Well, this code is fairly normal. And there's nothing wrong with that.

The normal process of rehash

drew a picture and made a demo.

I assume that our hash algorithm is simply using the key to mod the size of the table (that is, the length of the array).

The top is the old hash table, where the hash table of the size=2, so key = 3, 7, 5, after mod 2 all conflict in table[1] here.

The next three steps are hash table resize into 4, and then all the process of rehash again

Concurrent Rehash

1) Suppose we have two threads. I marked it in red and light blue.

Let's look back at this detail in our transfer code:

do {
Entry<k,v> next = E.next; <--assumes that the thread was scheduled to be suspended as soon as it was executed.
int i = indexfor (E.hash, newcapacity);
E.next = Newtable[i];
Newtable[i] = e;
e = next;
while (e!= null);

And our thread two execution was done.
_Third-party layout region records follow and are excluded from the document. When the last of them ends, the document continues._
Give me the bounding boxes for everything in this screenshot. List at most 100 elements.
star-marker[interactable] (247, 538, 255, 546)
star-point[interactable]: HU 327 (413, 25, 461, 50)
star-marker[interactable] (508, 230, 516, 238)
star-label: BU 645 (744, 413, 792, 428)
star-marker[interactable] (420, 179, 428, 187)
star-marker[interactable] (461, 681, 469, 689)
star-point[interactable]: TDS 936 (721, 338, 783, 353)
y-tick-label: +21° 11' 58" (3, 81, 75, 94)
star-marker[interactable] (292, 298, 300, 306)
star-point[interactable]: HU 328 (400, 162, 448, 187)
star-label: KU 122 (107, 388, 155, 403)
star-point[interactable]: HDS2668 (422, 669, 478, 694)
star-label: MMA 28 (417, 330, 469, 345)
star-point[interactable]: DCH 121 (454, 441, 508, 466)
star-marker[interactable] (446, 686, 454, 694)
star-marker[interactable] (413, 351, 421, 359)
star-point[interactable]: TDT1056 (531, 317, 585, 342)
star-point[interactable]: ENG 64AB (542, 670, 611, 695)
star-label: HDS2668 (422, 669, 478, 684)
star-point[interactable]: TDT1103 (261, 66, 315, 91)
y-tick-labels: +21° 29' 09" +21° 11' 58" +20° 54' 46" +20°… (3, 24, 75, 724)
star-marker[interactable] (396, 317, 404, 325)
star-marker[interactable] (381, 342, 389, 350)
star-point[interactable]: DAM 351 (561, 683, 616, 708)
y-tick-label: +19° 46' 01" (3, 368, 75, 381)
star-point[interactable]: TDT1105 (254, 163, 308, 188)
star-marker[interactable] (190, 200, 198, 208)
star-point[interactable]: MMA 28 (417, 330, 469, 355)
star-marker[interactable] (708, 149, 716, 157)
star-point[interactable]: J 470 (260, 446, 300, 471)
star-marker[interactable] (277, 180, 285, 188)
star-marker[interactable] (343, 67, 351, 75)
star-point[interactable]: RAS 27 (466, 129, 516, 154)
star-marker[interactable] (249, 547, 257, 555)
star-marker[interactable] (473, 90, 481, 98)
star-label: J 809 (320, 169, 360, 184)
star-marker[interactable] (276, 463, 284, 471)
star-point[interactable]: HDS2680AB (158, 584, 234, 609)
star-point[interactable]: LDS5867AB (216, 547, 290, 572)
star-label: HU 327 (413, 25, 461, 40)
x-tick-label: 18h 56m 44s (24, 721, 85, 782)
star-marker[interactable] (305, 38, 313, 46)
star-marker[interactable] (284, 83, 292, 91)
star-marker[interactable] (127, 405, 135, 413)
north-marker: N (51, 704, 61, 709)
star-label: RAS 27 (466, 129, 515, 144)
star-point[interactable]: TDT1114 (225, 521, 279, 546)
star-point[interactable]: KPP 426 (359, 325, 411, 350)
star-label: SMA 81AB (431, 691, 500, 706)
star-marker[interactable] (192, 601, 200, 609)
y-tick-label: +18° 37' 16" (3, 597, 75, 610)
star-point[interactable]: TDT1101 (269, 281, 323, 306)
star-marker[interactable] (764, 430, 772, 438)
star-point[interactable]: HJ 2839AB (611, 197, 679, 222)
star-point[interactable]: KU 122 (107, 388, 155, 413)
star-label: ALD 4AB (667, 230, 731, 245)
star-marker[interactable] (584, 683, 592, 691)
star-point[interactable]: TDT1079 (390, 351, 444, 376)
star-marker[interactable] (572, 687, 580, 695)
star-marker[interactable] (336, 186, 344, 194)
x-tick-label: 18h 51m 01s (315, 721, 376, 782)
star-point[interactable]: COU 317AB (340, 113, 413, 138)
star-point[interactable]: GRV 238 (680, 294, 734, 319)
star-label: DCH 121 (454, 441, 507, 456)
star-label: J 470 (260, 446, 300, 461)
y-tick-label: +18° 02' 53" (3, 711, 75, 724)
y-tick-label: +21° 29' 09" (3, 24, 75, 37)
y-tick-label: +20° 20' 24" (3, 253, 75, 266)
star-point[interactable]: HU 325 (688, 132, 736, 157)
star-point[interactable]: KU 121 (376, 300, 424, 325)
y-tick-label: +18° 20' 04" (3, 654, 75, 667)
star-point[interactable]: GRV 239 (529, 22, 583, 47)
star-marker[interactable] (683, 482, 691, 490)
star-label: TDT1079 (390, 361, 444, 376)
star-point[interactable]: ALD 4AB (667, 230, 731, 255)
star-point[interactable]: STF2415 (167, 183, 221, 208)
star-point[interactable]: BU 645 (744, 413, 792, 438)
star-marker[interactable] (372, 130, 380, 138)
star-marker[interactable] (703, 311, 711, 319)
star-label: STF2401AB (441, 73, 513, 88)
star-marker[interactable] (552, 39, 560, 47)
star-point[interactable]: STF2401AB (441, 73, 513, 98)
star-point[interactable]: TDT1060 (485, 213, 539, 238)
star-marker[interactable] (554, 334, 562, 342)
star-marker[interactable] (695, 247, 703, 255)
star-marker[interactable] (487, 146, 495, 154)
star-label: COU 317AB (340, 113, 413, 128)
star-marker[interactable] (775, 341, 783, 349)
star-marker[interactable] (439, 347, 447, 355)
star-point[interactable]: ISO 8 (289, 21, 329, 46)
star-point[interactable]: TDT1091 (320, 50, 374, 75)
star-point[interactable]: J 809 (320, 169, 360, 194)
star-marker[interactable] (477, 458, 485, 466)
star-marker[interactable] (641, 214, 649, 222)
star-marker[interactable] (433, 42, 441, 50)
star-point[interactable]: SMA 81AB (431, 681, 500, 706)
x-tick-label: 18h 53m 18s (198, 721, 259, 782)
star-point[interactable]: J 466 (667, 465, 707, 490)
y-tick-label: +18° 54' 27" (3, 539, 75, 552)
So we have the following look.

Note that because Thread1 's e points to key (3), and next points to key (7), its thread two rehash after it points to the threaded two-reorganized list. We can see that the order of the linked list is reversed.

2) The line Cheng is dispatched back to execution.

First Execute newtalbe[i] = e;

Then E = Next, which leads to e pointing to key (7),

And next in the loop = E.next causes next to point to key (3)

3) Everything is OK.

Line Cheng and then work. Take the key (7) off, put it in the first newtable[i, and move E and next down.

4) Ring link appears.

E.next = Newtable[i] Causes key (3). Next points to key (7)

Note: Key (7) at this time. Next already points to key (3), and the ring list appears.

So when our thread calls to Hashtable.get (11), the tragedy appears--infinite Loop.

Other

Someone has reported the problem to sun, but Sun doesn't think it's a problem. Because HashMap does not support concurrency. To be concurrent, use Concurrenthashmap.

http://bugs.sun.com/bugdatabase/view_bug.do?bug_id=6423457

I'm here to record this, just to get people to understand and experience the dangers of concurrent environments.

Reference: http://mailinator.blogspot.com/2009/06/beautiful-race-condition.html

Contact Us

The content source of this page is from Internet, which doesn't represent Alibaba Cloud's opinion; products and services mentioned on that page don't have any relationship with Alibaba Cloud. If the content of the page makes you feel confusing, please write us an email, we will handle the problem within 5 days after receiving your email.

If you find any instances of plagiarism from the community, please send an email to: info-contact@alibabacloud.com and provide relevant evidence. A staff member will contact you within 5 working days.

A Free Trial That Lets You Build Big!

Start building with 50+ products and up to 12 months usage for Elastic Compute Service

  • Sales Support

    1 on 1 presale consultation

  • After-Sales Support

    24/7 Technical Support 6 Free Tickets per Quarter Faster Response

  • Alibaba Cloud offers highly flexible support services tailored to meet your exact needs.